- Born: Otto Torsten Andersson 6 June 1926 Östra Sallerup, Hörby Municipality, Sweden
- Died: 30 May 2009 (aged 82) Benarp, Hörby, Sweden
- Education: Otte Sköld's Drawing School, Stockholm (1945) Royal Swedish Academy of Arts (1946–1950) Royal Danish Academy of Fine Arts, Copenhagen (1947)
- Known for: Painting, Drawing
- Notable work: The Spring II (1962) The Clouds Between Us (1966) Triptych of Poetry (1983–86) My Headstone (2005)
- Awards: Prince Eugen Medal (1995) Rolf Schock Prizes in Visual Arts (1997) Carnegie Art Award (1998, 2008)

= Torsten Andersson =

Swedish modernist painter (1926–2009)

Otto Torsten Andersson (6 June 1926 – 30 May 2009) was a Swedish modernist painter, best known for his theme of the realistic depiction of abstract sculptures, and two-dimensional exploration of three-dimensional objects, where the colors seem to be superimposed on a random and perfunctory manner.

Torsten Andersson was born in Östra Sallerup parish (now part of Hörby Municipality), in Skåne in 1926. After practicing painting at Otte Sköld's Drawing School in Stockholm in 1945, Andersson attended classes at the Royal Swedish Academy of Arts in 1946–1950. In 1947, he studied art at the Royal Danish Academy of Fine Arts in Copenhagen.

From early on, Andersson returned constantly to the question of whether or not painting can be seen as a language. He felt out of place in the Swedish art scene of the 1940s, when he was an emerging artist; it seemed to him that everyone had borrowed or inherited their artistic style. His own eccentric cross between melancholy nature painting and constructivism in the 1950s met very little critical understanding. Yet Andersson soon earned a reputation as an "artists' artist", or rather a "painters' painter-an artist" who went his own way, off the beaten track of modernism.
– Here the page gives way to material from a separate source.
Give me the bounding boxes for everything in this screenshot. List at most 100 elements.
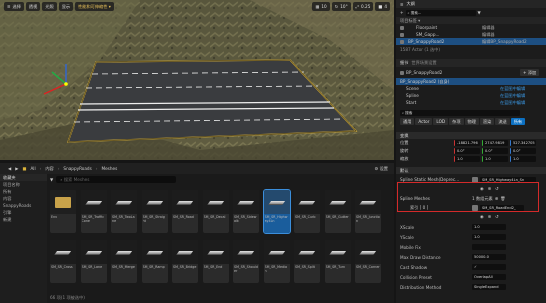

In 1960, Anderson was made a professor of arts in Stockholm. After a personal conflict with the Academy, where he suddenly found himself "totally isolated, and completely abandoned", he suddenly resigned in 1966 as professor and retired to his native Skåne, where he remained for the rest of his life. For seven years, his artistic career was put on hold. As he would later describe an art historical course of events; the year 1966 inspired a series of somber headstone paintings, notable Min Headstone (Min gravsten) from 2005. Andersson later elaborated about his dissent:"The best art acts within an art historical course of events. My own merit as an artist is that I attempted to intervene in such a course. In 1966 the dissension within me, the split that is clearly discernible in The Spring II (Källan II) (1962), led me to draw a crucial conclusion. That split had separated painting into two incompatible parts. In 1966 I allowed one of these, the fictitious part, to represent the other, the concrete part, and so the divide in painting was healed in a way that involved the steadfast re-establishment of easel painting as an art form at the very time when this art form had begun to crack. Today some forty years later that conclusion seems radical and legitimate".

Andersson remained an artist who studied and practiced experimental painting, conquering and creating his own language in the process. He usually destroyed hundreds of the sketches that led to his finished works. Lars Nittve, head of the Moderna Museet art museum in Stockholm, said about Andersson's working process: "Of one hundred working drawings, ninety are destroyed. The surviving ten drawings give new impetus to a hundred, of which ninety are destroyed. Twenty drawings remain. Of those, sixteen are destroyed. Four remain. They go further in the working process, with no guarantee of survival".

Nor was Andersson quite satisfied with his own work; in 2008, when he received the Carnegie Art Award first prize of SEK 1,000,000, he said: "I've worked hard my whole damned life, sacrificing myself and so much else for the art. This prize is no confirmation that I have succeeded, but perhaps a little hint about it". Torsten Andersson died aged 82 in Hörby in 2009.

==Selected bibliography==
- Lars O Ericsson, Galleriet, article in the Dagens Nyheter, January 31, 1999.
- Lars Nittve, Som ett norrsken, Torsten Andersson, Sveriges Allmänna Konstförening : Årsbok 2002.
- Magnus Bons, En målning är inte en bild – om några verk av Torsten Andersson, Konstvetenskapliga institutionen, Stockholm University, Stockholm.